Sylvie Braibant : Ce n’est pas la première fois que je procède à un tel choix. Pour mon premier livre consacré à Elisabeth Dimitrieff, la communarde et révolutionnaire russe , j’avais eu une démarche similaire. C’est ma façon de faire. Je crois que le collage est la forme d’écriture où je me sens le mieux, en juxtaposant le récit, vrai ou fiction, des documents administratifs, historiques, des lettres et des discours qui peuvent aussi être littéraires… Je n’aime pas écrire de façon linéaire non plus. C’est quelque chose qui m’ennuierait profondément. Je pense que ce serait pareil pour les lecteurs et lectrices qui ont aussi besoin d’aération, de virgule, de pauses dans une telle biographie double, qui traverse tout un siècle.
J’écris sur différents supports : je peux écrire sur un bout de papier, dans le train, le bus, ou dans l’application Notes de mon téléphone même si la plupart du temps, c’est sur ordinateur. Quand je bloque, il faut que je m’arrête, que je prenne du papier et un crayon pour m’installer dans un café, c’est la seule façon de débloquer. Le livre n’a d’ailleurs cessé d’évoluer. Si on relisait la première et la dernière version, on verrait les changements. La dernière est moins longue que la première.
Outre cet ouvrage, vous avez effectivement consacré une riche biographie à Elisabeth Dmitrieff, une révolutionnaire russe. Pourquoi ?
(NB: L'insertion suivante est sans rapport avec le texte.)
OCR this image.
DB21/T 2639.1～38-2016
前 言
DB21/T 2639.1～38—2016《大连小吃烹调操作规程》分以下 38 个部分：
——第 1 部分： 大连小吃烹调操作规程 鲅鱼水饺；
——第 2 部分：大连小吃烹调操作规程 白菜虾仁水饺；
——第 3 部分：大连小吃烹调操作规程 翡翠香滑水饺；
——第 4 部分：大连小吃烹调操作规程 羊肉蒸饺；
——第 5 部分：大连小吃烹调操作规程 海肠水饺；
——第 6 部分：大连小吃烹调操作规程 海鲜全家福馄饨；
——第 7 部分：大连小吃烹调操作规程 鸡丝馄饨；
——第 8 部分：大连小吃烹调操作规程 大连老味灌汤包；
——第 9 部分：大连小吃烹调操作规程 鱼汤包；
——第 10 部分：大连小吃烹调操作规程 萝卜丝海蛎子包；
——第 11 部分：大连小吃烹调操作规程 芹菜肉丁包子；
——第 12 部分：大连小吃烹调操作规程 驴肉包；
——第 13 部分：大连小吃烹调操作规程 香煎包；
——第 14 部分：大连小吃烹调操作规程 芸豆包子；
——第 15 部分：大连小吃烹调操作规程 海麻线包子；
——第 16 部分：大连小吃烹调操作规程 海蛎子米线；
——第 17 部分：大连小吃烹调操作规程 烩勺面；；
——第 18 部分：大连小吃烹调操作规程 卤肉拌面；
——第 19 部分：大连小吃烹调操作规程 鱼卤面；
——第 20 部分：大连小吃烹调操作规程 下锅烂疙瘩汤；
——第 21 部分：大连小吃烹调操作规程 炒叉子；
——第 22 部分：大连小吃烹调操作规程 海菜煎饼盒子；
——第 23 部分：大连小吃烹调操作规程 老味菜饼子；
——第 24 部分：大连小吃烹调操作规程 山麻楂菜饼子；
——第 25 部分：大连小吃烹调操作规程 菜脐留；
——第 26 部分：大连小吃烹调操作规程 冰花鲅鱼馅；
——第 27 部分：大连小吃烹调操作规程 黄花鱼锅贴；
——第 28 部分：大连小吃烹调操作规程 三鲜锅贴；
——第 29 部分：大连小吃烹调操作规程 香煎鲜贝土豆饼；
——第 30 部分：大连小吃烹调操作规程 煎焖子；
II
Sylvie Braibant : Le livre sera disponible à nouveau parce que Les Amies et Amis de la Commune de 1871 ont décidé de le rééditer. Jusqu’à aujourd’hui, on ne pouvait le trouver qu’en édition électronique, ou alors d’occasion, mais à des prix très élevés. J’ai écrit ce livre au moment où j’avais quitté TF1. La chaîne venait d’être privatisée et j’avais décidé comme d’autres de partir. Sachant que j’avais du temps libre, un ami cinéaste israélo-argentin m’a sollicité pour co-écrire un scénario avec lui sur la Commune de Paris. Il fallait trouver des personnages de l’époque qui avaient laissé des traces, des archives. C’est par pur hasard que j’ai découvert Elisabeth Dmitrieff et je me suis un peu enflammée pour elle tant son parcours était incroyable. En France, on connaît davantage Louise Michel ou Victorine B. qui ont laissé toutes deux des mémoires. Je ne trouvais pas cela juste. Les apports de Louise Michel ont surtout eu lieu après la Commune, en Nouvelle Calédonie où elle a été déportée. Même si elle a été une combattante pendant la Commune, elle n’a pas joué un rôle exceptionnel d’idéologue comme l’écrivaine André Léo ou d’organisatrice comme Elisabeth Dmitrieff. Comme je parlais le russe, je me suis dit qu’il y avait un travail important à faire. Il y avait eu une biographie sur elle, mais écrite à partir de son parcours en France. Moi, je voulais savoir ce qu’elle était devenue en repartant en Russie et je n’ai pas été déçue du voyage.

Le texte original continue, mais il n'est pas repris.